En las últimas décadas, el instrumento más eficaz de esta presión ha sido la inmigración. Marruecos no se limita a controlar sus fronteras; las gestiona como una válvula que abre o cierra según su agenda política. La llegada de inmigrantes subsaharianos es facilitada desde el origen por vuelos baratos de Royal Air Maroc, y una vez en Marruecos, muchos permanecen en campamentos bajo supervisión oficial. Cuando Rabat quiere presionar a España o a la Unión Europea, reduce la vigilancia en rutas hacia Ceuta, Melilla o Canarias. La crisis de Ceuta en mayo de 2021, con miles de personas cruzando la frontera en pocas horas tras un desencuentro diplomático, fue un ejemplo cristalino de este mecanismo.

Esta instrumentalización no se limita a los flujos subsaharianos. La propia diáspora marroquí en España -cientos de miles de personas- constituye para Rabat un recurso político. Marruecos mantiene una red de control sobre sus nacionales, fomenta asociaciones afines y financia mezquitas y centros culturales, que funcionan como centros de espionaje y refuerzan el vínculo identitario con el reino alauí. En momentos de tensión bilateral, no es raro que se promuevan movilizaciones o campañas mediáticas que tratan de influir en la opinión pública española.

La presión se extiende también al ámbito académico y cultural. La financiación de cátedras universitarias en España o de programas educativos en lengua árabe y cultura marroquí, presentados como gestos de cooperación, forman parte de una estrategia de influencia blanda. Estos instrumentos permiten a Rabat proyectar su narrativa histórica y política sobre generaciones de estudiantes, al tiempo que fortalecen su red de aliados en el ámbito intelectual y mediático.

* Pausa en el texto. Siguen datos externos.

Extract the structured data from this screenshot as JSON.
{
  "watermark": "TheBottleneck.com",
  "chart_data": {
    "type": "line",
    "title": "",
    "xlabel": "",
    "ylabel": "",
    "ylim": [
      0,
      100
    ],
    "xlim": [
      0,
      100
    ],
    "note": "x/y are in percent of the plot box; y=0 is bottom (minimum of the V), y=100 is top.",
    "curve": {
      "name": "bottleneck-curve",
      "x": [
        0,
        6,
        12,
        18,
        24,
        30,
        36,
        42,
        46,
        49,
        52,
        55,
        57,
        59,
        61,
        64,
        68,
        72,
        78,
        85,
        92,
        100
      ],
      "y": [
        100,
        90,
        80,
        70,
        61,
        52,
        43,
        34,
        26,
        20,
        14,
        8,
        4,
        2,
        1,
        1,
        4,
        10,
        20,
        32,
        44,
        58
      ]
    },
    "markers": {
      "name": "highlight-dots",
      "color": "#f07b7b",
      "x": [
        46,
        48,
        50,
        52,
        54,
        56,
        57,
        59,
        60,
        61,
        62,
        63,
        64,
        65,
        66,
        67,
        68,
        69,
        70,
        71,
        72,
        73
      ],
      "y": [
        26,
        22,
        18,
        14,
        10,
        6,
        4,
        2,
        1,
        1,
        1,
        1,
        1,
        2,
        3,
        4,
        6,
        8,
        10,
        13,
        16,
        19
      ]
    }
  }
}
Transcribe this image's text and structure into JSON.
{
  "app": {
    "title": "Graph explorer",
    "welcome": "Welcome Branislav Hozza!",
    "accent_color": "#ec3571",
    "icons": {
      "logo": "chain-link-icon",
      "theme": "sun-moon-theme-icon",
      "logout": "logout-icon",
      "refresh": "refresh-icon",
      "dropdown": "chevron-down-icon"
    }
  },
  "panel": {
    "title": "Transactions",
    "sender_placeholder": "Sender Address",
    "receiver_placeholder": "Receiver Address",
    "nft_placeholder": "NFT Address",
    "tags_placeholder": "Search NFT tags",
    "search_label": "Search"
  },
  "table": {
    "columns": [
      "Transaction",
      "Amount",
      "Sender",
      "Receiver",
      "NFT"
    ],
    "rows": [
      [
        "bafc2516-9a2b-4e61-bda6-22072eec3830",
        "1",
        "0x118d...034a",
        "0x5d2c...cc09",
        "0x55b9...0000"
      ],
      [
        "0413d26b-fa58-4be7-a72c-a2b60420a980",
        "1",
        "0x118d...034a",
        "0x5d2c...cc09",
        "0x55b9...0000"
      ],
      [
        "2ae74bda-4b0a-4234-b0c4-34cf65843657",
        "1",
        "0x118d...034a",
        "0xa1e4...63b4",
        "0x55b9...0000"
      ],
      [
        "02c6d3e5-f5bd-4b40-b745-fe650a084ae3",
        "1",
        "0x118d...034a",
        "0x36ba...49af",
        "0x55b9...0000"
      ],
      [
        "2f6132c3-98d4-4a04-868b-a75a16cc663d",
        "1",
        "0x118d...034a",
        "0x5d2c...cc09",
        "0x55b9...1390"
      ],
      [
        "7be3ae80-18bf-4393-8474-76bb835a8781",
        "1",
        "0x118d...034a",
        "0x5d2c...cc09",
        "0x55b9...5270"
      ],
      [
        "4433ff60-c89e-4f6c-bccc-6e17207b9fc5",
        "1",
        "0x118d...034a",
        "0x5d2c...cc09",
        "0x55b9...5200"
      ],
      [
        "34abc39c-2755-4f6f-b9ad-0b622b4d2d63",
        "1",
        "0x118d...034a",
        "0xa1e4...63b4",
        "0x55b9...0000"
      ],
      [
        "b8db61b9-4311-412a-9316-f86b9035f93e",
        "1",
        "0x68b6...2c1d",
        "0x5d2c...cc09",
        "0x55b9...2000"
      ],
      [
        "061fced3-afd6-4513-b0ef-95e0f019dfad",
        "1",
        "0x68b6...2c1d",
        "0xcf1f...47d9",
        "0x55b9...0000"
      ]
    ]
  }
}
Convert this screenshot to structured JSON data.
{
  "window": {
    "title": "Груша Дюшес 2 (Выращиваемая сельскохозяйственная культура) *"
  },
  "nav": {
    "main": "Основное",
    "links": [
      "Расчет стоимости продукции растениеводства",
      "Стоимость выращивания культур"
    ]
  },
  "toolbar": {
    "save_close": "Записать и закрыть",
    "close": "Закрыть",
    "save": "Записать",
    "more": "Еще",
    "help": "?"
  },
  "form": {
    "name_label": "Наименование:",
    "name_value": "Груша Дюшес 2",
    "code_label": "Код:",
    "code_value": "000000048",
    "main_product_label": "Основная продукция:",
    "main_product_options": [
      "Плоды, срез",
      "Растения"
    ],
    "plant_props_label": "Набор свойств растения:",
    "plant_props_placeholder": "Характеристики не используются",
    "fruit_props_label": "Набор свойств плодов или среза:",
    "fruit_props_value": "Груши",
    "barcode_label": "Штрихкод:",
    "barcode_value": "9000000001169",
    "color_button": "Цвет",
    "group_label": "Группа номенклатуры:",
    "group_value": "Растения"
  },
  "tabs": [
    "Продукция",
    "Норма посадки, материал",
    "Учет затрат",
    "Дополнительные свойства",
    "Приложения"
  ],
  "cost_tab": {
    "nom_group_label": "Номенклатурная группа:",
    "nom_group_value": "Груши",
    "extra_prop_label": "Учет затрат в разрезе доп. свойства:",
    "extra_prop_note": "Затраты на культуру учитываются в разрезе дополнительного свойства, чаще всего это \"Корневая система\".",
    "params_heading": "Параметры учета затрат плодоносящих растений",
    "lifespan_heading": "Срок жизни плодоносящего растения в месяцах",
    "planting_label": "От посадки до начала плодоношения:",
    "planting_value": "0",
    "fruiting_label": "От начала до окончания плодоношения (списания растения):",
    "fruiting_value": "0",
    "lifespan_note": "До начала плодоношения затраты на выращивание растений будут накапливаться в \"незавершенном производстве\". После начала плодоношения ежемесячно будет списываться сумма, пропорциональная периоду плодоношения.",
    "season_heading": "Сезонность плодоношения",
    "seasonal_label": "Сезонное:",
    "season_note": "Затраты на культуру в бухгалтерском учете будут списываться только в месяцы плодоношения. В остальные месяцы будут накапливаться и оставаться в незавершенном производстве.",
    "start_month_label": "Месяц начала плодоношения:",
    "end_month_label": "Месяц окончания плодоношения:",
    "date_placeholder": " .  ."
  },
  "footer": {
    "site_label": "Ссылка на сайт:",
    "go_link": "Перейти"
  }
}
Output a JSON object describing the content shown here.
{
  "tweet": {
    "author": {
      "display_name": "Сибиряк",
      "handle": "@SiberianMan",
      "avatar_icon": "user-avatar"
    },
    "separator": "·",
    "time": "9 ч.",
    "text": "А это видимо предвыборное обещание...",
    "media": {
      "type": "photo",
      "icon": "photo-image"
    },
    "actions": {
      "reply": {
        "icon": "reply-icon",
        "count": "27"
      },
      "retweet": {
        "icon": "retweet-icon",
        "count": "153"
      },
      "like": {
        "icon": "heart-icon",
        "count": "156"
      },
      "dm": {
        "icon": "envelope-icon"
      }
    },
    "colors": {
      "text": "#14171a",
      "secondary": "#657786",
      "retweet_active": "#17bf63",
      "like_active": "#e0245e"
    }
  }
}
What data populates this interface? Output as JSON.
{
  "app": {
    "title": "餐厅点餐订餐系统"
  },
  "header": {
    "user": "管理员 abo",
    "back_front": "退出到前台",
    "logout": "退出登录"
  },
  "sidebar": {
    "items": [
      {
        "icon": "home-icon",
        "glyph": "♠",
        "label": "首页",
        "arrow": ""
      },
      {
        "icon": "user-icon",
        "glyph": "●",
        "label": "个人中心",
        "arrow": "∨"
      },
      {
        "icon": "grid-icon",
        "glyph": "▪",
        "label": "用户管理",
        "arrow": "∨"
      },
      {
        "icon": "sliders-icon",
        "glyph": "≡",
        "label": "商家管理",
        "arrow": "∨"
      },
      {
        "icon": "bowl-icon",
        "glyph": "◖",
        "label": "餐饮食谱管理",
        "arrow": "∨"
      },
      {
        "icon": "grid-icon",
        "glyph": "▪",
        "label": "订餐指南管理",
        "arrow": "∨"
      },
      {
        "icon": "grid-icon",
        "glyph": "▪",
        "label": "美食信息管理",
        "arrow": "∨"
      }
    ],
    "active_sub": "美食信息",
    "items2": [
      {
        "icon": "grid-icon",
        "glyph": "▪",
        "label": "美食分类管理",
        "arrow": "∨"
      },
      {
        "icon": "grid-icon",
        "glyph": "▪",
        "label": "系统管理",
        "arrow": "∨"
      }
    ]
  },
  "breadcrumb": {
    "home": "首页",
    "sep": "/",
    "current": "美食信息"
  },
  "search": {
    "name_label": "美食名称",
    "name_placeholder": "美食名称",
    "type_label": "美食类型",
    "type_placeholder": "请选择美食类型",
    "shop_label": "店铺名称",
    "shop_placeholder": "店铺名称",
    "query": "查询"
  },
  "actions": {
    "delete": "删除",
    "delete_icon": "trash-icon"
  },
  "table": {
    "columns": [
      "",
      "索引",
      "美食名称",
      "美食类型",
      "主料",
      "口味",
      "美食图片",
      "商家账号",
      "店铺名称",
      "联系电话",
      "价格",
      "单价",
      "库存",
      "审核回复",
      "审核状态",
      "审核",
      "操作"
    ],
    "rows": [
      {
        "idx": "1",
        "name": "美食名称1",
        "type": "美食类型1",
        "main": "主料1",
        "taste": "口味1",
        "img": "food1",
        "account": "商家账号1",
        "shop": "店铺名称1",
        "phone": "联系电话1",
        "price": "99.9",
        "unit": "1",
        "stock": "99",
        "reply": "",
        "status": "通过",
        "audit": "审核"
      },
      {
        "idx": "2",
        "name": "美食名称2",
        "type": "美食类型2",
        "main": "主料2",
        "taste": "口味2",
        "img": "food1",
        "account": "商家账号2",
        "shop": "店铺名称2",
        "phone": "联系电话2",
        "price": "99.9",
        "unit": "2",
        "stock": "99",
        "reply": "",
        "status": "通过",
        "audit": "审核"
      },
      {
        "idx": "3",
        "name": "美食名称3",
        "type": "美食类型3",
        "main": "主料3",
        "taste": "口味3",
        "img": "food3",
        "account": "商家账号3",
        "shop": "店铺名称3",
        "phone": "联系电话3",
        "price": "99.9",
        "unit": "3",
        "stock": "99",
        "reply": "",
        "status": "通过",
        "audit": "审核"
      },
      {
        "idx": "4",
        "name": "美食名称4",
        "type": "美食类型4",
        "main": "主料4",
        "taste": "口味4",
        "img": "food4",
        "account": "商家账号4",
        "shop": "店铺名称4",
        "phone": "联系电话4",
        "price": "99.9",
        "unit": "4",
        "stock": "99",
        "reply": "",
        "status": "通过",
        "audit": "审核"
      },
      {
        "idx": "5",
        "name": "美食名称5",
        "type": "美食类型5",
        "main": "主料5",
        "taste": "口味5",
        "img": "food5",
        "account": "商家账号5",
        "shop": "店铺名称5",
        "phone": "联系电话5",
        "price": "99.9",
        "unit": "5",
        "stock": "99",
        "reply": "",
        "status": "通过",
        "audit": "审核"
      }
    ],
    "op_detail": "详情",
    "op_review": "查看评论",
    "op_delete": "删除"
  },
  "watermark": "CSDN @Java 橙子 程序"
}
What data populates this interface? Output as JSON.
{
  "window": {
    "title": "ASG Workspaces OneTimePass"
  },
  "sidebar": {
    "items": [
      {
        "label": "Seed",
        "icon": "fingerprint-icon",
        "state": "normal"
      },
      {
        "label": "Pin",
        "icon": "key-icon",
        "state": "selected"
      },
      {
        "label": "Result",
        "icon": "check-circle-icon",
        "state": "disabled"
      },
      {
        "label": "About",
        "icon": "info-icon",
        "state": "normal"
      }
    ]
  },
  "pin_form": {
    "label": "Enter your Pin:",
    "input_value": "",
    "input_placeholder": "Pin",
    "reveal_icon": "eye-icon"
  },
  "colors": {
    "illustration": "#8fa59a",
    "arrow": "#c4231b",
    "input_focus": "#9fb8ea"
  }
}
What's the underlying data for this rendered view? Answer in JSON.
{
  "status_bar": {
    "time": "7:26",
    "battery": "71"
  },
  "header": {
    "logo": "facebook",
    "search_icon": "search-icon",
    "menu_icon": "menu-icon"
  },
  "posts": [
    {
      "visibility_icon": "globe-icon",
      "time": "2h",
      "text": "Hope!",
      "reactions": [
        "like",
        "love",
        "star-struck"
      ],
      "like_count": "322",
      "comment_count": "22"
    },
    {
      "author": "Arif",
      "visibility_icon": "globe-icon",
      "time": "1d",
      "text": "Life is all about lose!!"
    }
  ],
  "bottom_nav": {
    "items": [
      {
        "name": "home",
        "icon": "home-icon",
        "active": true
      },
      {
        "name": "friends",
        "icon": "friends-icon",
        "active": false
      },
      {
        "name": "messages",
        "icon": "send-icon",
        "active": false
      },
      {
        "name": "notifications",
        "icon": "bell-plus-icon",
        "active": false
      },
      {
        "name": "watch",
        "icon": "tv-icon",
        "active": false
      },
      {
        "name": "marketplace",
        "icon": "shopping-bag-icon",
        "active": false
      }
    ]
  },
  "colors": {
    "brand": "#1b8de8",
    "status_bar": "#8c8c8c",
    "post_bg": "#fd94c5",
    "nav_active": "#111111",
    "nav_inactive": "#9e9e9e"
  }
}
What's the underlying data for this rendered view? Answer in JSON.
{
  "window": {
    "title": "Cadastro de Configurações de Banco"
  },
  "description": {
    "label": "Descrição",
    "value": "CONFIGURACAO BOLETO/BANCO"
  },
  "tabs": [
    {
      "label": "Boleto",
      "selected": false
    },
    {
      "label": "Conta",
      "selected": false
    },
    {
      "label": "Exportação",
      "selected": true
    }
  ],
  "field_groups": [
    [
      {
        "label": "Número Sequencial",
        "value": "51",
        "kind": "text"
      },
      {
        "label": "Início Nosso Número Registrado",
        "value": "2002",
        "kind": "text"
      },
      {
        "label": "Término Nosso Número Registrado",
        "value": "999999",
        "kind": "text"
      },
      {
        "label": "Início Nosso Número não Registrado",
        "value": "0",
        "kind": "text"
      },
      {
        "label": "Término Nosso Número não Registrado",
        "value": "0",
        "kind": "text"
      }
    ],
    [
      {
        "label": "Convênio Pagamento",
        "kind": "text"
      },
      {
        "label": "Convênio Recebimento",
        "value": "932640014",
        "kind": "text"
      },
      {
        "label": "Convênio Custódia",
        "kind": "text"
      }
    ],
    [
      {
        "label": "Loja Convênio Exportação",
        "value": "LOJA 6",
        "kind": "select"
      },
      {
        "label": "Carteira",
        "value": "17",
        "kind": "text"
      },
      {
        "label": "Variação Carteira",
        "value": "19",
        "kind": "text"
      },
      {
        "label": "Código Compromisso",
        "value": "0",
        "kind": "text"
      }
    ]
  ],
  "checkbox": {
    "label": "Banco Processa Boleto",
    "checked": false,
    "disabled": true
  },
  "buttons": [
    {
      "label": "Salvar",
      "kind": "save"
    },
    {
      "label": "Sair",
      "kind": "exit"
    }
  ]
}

Todas estas acciones -militares, migratorias, culturales- responden a una visión de largo plazo en la que Marruecos persigue objetivos constantes: consolidar el control sobre el Sáhara, desgastar la posición española en Ceuta y Melilla, y obtener ventajas económicas y políticas mediante la presión continuada. Y siempre el patrón se repite: hostigamiento calculado, respuesta tibia de España, y concesión final que refuerza la percepción marroquí de que la estrategia funciona. Por lo que el problema no está únicamente en la audacia de Rabat, sino en la pasividad y sumisión española. En 1957 España se defendió con las armas, pero al final aceptó un repliegue que debilitó su posición. En 1975 optó por una retirada política pese a tener superioridad militar en el terreno. En 2021, la reacción fue básicamente diplomática y humanitaria, sin medidas de carácter disuasorio. Esta pauta ha dejado claro a Marruecos que España prefiere evitar el conflicto incluso a costa de su soberanía efectiva.

Hoy se habla de una posible nueva Marcha Verde sobre Ceuta y Melilla, y no debemos tomarlo como una simple amenaza retórica. Marruecos tiene la experiencia, los recursos y el respaldo exterior para intentar una operación de presión híbrida que ponga a España contra las cuerdas. La única forma de neutralizar esa posibilidad es invertir lo expuesto: pasar de la reacción improvisada a una estrategia de Estado que combine firmeza militar, diplomacia activa y control del relato propagandístico. Desde Ifni hasta hoy Marruecos ha perfeccionado el arte de la presión contra España sin guerra formal. España, en cambio, no ha desarrollado una política sostenida para contrarrestarla. Todo lo expuesto nos demuestra que ante un vecino como el marroquí, que no renuncia a sus reclamaciones territoriales, bajar la guardia es sinónimo de perder terreno. Recordar esa secuencia histórica no es un ejercicio académico: es una advertencia para el presente.